The blast in the Fag Attan district of the capital killed Mohamed Shamsan, news correspondent for the station; security personnel Monir Aklan and Hazzam Mohamed Zeid; and Amin Yehia, an accountant, according to the station. Ten other staff members, who weren’t identified by the station, were injured, four of whom are in critical condition, the station said. Yemen Today’s broadcasting was interrupted for about an hour, local news reports said.
A video on the station’s YouTube channel showed the damage to the building and graphic footage of the head injuries to Shamsan. The video also featured one staff member, Nabil el-Ayani, who said he and Shamsan were working on a story about 100 feet from the station when their car was hit by a missile. He said Shamsan was killed and another of his colleagues, Abdullah al-Shakeri, was injured.
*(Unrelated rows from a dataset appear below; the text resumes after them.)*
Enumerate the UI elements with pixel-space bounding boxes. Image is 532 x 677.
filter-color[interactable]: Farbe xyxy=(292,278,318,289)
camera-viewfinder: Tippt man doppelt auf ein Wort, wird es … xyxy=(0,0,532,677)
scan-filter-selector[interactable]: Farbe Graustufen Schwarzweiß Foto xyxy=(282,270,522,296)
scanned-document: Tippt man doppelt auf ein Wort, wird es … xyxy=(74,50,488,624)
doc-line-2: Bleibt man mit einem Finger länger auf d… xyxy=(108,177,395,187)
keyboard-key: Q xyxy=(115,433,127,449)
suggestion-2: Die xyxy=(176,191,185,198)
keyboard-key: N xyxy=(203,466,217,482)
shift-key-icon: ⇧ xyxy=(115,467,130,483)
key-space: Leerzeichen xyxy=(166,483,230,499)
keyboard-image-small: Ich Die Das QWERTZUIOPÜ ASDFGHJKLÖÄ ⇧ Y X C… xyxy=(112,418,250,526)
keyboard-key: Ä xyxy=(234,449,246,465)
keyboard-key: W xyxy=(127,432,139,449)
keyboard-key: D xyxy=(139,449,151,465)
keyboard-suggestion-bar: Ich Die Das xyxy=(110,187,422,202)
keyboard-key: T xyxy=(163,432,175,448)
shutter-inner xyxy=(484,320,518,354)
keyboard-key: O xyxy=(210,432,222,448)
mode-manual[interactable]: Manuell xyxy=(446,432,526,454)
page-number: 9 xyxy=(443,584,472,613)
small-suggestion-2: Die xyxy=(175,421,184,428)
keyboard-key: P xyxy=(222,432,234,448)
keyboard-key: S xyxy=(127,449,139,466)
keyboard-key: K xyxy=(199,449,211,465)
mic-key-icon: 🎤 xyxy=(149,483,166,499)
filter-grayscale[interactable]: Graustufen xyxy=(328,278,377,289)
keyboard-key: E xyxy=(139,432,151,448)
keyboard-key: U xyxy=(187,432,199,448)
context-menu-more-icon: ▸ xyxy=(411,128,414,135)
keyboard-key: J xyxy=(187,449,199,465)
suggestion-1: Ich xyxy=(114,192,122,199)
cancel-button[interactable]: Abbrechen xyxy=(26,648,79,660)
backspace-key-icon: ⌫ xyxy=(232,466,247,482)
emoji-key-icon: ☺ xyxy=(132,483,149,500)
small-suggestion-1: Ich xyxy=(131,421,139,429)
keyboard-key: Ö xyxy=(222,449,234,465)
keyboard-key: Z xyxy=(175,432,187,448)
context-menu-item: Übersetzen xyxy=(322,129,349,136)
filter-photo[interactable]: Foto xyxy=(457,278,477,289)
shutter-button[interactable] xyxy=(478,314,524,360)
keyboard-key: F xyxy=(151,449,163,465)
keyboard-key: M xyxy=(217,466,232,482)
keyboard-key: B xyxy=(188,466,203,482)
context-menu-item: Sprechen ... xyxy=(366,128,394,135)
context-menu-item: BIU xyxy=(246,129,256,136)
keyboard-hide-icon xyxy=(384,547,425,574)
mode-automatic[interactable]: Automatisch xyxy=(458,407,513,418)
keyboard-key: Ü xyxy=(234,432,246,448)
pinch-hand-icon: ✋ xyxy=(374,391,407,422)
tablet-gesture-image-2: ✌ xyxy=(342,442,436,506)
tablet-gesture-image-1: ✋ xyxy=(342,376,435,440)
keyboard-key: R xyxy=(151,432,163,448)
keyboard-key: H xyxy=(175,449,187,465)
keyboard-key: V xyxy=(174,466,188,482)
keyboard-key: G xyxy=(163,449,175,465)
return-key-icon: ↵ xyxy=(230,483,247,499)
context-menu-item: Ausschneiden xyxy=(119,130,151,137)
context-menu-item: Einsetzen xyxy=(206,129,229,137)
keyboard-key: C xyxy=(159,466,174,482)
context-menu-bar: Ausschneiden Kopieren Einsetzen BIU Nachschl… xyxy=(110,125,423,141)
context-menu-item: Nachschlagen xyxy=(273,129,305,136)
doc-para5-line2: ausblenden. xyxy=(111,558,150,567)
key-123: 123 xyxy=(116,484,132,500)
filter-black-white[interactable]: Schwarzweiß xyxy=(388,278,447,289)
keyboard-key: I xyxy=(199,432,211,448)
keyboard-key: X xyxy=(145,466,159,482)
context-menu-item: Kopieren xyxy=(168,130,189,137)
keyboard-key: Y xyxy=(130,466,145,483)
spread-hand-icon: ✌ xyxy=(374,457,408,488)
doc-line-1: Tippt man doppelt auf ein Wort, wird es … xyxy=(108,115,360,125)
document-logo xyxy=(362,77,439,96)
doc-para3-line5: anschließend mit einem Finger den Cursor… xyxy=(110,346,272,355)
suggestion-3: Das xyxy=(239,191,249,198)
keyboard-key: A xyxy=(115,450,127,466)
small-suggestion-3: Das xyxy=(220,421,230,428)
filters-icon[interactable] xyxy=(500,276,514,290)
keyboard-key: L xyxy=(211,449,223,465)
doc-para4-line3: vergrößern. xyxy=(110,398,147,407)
Mohamed al-Radmi, the station manager, accused the Saudi-led coalition forces of targeting the station, according to the station’s website. According to news reports, the station is affiliated with former Yemeni President Ali Abdullah Saleh, who is allied with the Houthis. On Sunday, the station aired an interview with Saleh, who is in hiding since stepping down in February 2012 following popular protests. In the interview, Saleh criticized President Abdu Rabu Mansour Hadi and the air strikes launched by the Saudi-led coalition.
On March 30, Brigadier General Ahmed Asiri, a spokesman for the Saudi-led coalition, said in a press conference that media outlets supporting the Houthi movement would be targeted, but did not say how. On Monday, the coalition website, set up by the Saudi embassy in Washington, said air strikes had destroyed a major weapons depot at Fag Attan mountain, but did not comment on Yemen Today. CPJ’s email to the Saudi embassy in Washington was not immediately returned.
The airstrike took place near a mountaintop air defense base that warplanes had been bombing for days, The New York Times reported. Residents suggested that the bomb had struck an underground munitions depot, the paper said.
The air strikes, which were launched on March 25 by a coalition of 10 countries and led by Saudi Arabia, have fallen almost daily on Sana’a, which is the current stronghold of the Houthi militia. The Saudi-led coalition aims to restore President Hadi to the presidency, according to news reports. Hadi fled to Aden in the south in September 2014 after Houthi rebels overran Sana’a and other cities, forcing the government to resign, according to news reports. He is now in Saudi Arabia, reports said.